By Parvez Fatteh, Founder of,

Bachar Houli with his wife Rouba.

Bachar Houli is, by all accounts, the first devout Muslim to play in the Australian Football League. Born to Lebanese parents, he is the second ever Lebanese player in the league. He is currently a midfielder for Richmond.

“I’m grateful for the position I’ve been put in. I’ve got a role to play and that is to educate others about the way I live and the belief system I follow,” Houli told the Herald Sun. “It’s all about being proud of who you are and talking about it because a lot of people don’t understand and it’s about educating them that I’ve got a couple of different ways I go about life.”

Australian Rules Football has never been typical sport for Muslims in Australia.
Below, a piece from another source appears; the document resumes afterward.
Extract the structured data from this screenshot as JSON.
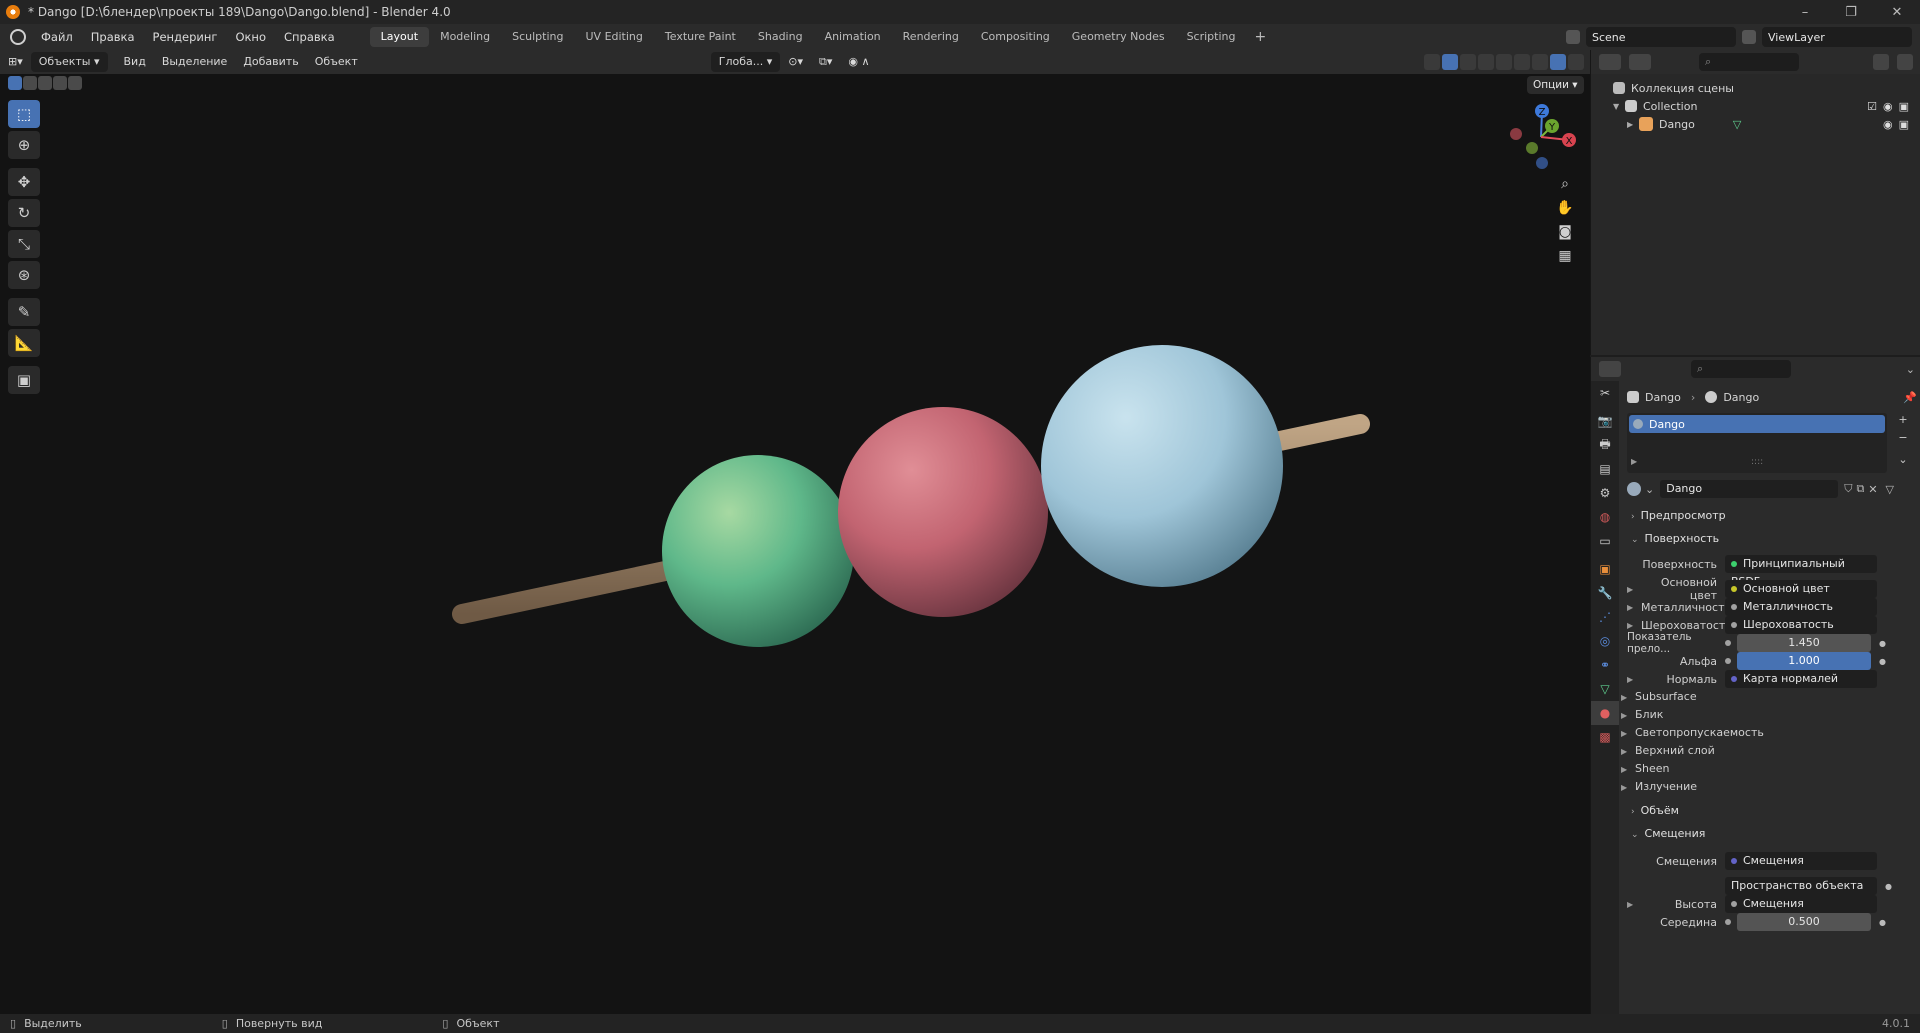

And Houli first pursued his passion as an 11-year-old when he would sneak out of the family home to play. “Initially, I found it awkward and I was kind of scared because my parents weren’t aware that I was going to play and they were really against it,” he said. “It was the old trick of putting the teddy bear underneath the blanket. I got away with it a few times, but it didn’t last too long. Luckily my brother backed me up and said, ‘You’ve got to let the kid play and enjoy what he’s doing’.”

Houli prays five times daily, including on match day when he will perform his salat under the stadium for five minutes before and after the game. “All I need is a little space to do my thing. I perform one prayer before the game and if it clashes with another one I perform that prayer after the game,” he told the press. “With our religion it’s all about cleanliness and being clean so coming in at halftime you’re going to be quite sweaty and not smelling all that good. When we pray it’s as if we’re facing God, so we have to present ourselves in the best form.”
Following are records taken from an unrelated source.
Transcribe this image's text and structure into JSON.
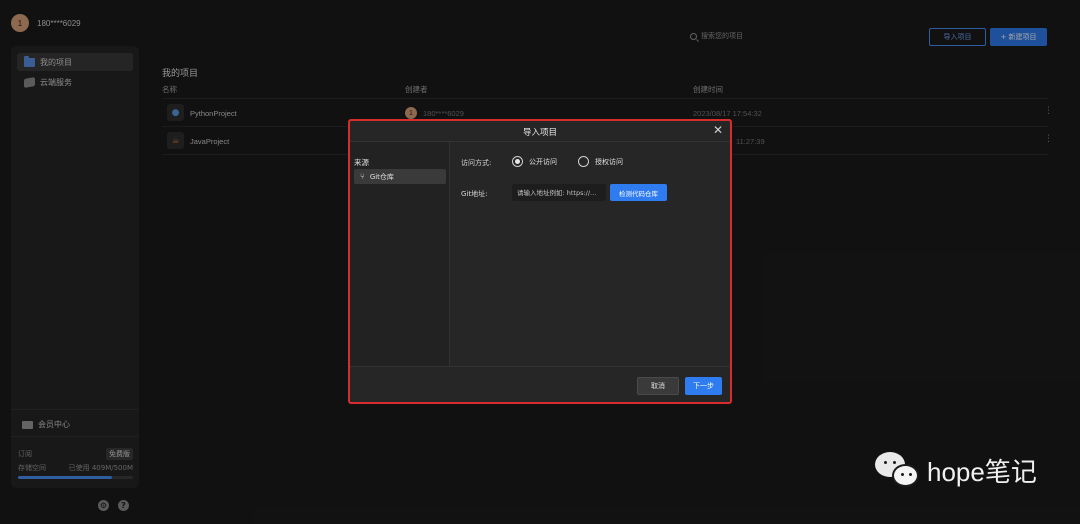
{
  "user": {
    "avatar_letter": "1",
    "name": "180****6029"
  },
  "sidebar": {
    "items": [
      {
        "label": "我的项目",
        "icon": "folder-icon",
        "active": true
      },
      {
        "label": "云端服务",
        "icon": "cloud-icon",
        "active": false
      }
    ],
    "member_center": "会员中心",
    "subscription_label": "订阅",
    "subscription_badge": "免费版",
    "storage_label": "存储空间",
    "storage_used": "已使用 409M/500M",
    "storage_fraction": 0.818
  },
  "toolbar": {
    "search_placeholder": "搜索您的项目",
    "import_label": "导入项目",
    "new_label": "+ 新建项目"
  },
  "main": {
    "title": "我的项目",
    "columns": [
      "名称",
      "创建者",
      "创建时间"
    ],
    "rows": [
      {
        "name": "PythonProject",
        "creator_letter": "1",
        "creator": "180****6029",
        "time": "2023/08/17 17:54:32"
      },
      {
        "name": "JavaProject",
        "time": "11:27:39"
      }
    ]
  },
  "modal": {
    "title": "导入项目",
    "source_label": "来源",
    "source_item": "Git仓库",
    "access_label": "访问方式:",
    "access_options": [
      "公开访问",
      "授权访问"
    ],
    "git_label": "Git地址:",
    "url_placeholder": "请输入地址例如: https://...",
    "detect_button": "检测代码仓库",
    "cancel": "取消",
    "next": "下一步"
  },
  "watermark": {
    "text": "hope笔记"
  }
}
Houli praised the Tigers and his former club Essendon for their understanding. He said: “They’ve both been very, very supportive. They have offered me a number of rooms to perform my prayers.” Ramadan has presented additional challenges to Houli as it has many Muslim athletes, especially with the holy month having shifted toward the summer these days. But special training and nutrition regimens, coordinated with team trainers, has allowed him to perform his religious duties safely. And currently, Houli is taking on one of the biggest challenges of his life. He is in Mecca performing the Hajj. Clearly, Muslims in Australia couldn’t ask for a better role model.